Ao mesmo tempo, podemos fazer uma lista de outros eventos, sem entrar em muitos detalhes, começando pelo fato de que Kissinger orquestrou o golpe de Estado no Chile em 1973. Deu total respaldo à ditadura militar da Indonésia, incluindo a execução do Genocídio Timorense iniciado em 1975. Apoiou o Paquistão na repressão aos independentistas bengalis, que resultou no Genocídio de Bangladesh, evento tão traumático que motivou o primeiro grande concerto beneficente da História, organizado por George Harrison.
Kissinger orientou o apoio a diversos governos autoritários e corruptos pelo mundo, como o de Mobutu no Zaire, atual República Democrática do Congo. Apoiou a invasão turca do Chipre em 1974, estourando uma crise dentro da aliança da OTAN e originando um conflito congelado que dura até hoje, tudo em nome da manutenção da primazia dos EUA. Suas ações deliberadamente prolongaram a Guerra do Vietnã e sua política levou a guerra aos vizinhos Laos e Camboja, os dois países mais bombardeados da História.
O falecido chef e escritor Anthony Bourdain escreveu em 2001: “Depois de visitar o Camboja, você nunca mais vai parar de querer espancar Henry Kissinger até a morte com as próprias mãos. Você nunca mais será capaz de abrir um jornal e ler sobre aquele canalha traiçoeiro, prevaricador e assassino, sentado para uma conversa agradável com Charlie Rose ou participando de algum evento black-tie para uma nova revista, sem engasgar. Testemunhe o que Henry fez no Camboja – os frutos do seu gênio como estadista – e nunca compreenderá porque é que ele não está sentado no banco dos réus em Haia, ao lado de Milošević".
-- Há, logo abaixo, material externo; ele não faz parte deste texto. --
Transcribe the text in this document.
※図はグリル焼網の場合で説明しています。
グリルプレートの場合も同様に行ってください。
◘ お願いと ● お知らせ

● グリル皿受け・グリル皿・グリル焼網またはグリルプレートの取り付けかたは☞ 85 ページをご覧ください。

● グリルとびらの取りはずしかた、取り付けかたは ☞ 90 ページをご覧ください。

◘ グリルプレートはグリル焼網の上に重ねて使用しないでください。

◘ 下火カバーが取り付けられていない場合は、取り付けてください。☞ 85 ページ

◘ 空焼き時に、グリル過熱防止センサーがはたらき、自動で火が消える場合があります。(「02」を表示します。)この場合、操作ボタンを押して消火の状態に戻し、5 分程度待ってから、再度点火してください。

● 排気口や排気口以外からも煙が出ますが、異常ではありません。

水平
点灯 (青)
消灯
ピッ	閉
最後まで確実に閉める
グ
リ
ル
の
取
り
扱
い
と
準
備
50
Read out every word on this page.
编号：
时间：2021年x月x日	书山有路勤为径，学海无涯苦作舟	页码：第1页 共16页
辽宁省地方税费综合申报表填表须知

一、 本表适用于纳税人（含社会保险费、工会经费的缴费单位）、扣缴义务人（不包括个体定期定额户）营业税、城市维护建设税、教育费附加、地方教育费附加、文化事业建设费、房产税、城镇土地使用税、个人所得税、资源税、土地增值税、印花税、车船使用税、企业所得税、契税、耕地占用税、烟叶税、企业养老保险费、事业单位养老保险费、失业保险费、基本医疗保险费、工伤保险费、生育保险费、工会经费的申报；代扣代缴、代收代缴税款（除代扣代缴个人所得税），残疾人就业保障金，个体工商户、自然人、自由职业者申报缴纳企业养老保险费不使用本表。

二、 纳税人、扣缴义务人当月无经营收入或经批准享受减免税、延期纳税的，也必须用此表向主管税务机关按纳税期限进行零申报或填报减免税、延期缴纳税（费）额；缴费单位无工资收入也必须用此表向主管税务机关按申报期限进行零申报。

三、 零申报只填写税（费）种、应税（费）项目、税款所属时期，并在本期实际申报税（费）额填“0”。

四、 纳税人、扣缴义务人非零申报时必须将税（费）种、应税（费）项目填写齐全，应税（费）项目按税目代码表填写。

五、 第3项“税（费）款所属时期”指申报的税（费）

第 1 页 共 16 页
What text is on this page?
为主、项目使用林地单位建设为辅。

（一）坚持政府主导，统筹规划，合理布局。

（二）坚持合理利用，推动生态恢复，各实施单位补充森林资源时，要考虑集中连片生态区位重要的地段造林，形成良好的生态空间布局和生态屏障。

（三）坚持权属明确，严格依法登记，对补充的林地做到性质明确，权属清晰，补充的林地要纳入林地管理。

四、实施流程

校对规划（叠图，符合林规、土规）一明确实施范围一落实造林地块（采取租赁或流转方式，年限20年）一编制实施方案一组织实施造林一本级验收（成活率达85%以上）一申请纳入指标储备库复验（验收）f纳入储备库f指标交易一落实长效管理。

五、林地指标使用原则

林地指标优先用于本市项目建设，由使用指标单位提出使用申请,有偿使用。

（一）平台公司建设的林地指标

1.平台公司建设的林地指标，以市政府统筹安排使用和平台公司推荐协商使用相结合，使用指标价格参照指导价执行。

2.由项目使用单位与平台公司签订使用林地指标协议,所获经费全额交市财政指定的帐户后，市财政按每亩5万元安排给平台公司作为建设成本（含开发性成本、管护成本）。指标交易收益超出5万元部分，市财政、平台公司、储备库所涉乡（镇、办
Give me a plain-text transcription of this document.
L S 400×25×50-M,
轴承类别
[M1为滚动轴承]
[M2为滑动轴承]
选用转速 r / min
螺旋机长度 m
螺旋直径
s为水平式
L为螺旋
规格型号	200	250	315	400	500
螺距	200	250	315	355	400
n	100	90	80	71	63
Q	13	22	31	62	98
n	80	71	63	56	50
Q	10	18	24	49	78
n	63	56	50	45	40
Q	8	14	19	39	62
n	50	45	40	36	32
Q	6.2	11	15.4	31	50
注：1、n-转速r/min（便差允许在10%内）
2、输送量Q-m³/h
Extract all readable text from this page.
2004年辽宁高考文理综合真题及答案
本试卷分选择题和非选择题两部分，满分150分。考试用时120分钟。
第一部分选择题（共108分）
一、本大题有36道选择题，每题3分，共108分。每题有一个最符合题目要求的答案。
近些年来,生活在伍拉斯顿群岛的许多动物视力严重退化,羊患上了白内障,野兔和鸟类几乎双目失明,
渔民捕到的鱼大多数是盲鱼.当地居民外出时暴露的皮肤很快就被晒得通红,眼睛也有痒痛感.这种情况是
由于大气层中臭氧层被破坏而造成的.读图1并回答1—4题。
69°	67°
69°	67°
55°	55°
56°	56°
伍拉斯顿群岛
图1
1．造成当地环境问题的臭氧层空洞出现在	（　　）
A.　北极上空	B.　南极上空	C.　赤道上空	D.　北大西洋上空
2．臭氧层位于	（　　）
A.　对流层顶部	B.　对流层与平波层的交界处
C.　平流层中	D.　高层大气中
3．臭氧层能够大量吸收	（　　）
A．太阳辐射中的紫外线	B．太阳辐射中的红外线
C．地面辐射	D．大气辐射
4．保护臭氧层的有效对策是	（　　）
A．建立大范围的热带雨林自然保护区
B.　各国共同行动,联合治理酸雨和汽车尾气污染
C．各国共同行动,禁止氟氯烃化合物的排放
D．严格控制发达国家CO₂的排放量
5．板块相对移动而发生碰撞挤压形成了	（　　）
O saldo de todas essas ações de Kissinger foram dezenas de milhões de mortes, no que é um brevíssimo resumo de seu currículo. Outro saldo foi um dos mais criticados e cínicos Nobel da Paz da História, em 1973, literalmente semanas depois do golpe de Pinochet orquestrado por Kissinger. O então Secretário de Estado foi laureado pela “paz no Vietnã”. Seu homólogo vietnamita recusou o prêmio e, nem dois anos depois, a “paz” foi encerrada e o Vietnã do Sul foi anexado pelo Norte.
Política de contenção
Se Kissinger olhava para o mundo com a lente de uma ultra-Realpolitik que explicamos, o que motivava suas ações eram uma crença e um objetivo. A crença era a da superioridade dos EUA e de alguns de seus aliados do dito Ocidente. Como muitos imigrantes de sua geração, Kissinger tornou-se um ferrenho defensor do excepcionalismo dos EUA, uma crença de “West versus the Rest”, o “Ocidente versus o Resto”. Latino-americanos, asiáticos, em linhas gerais, seriam inferiores.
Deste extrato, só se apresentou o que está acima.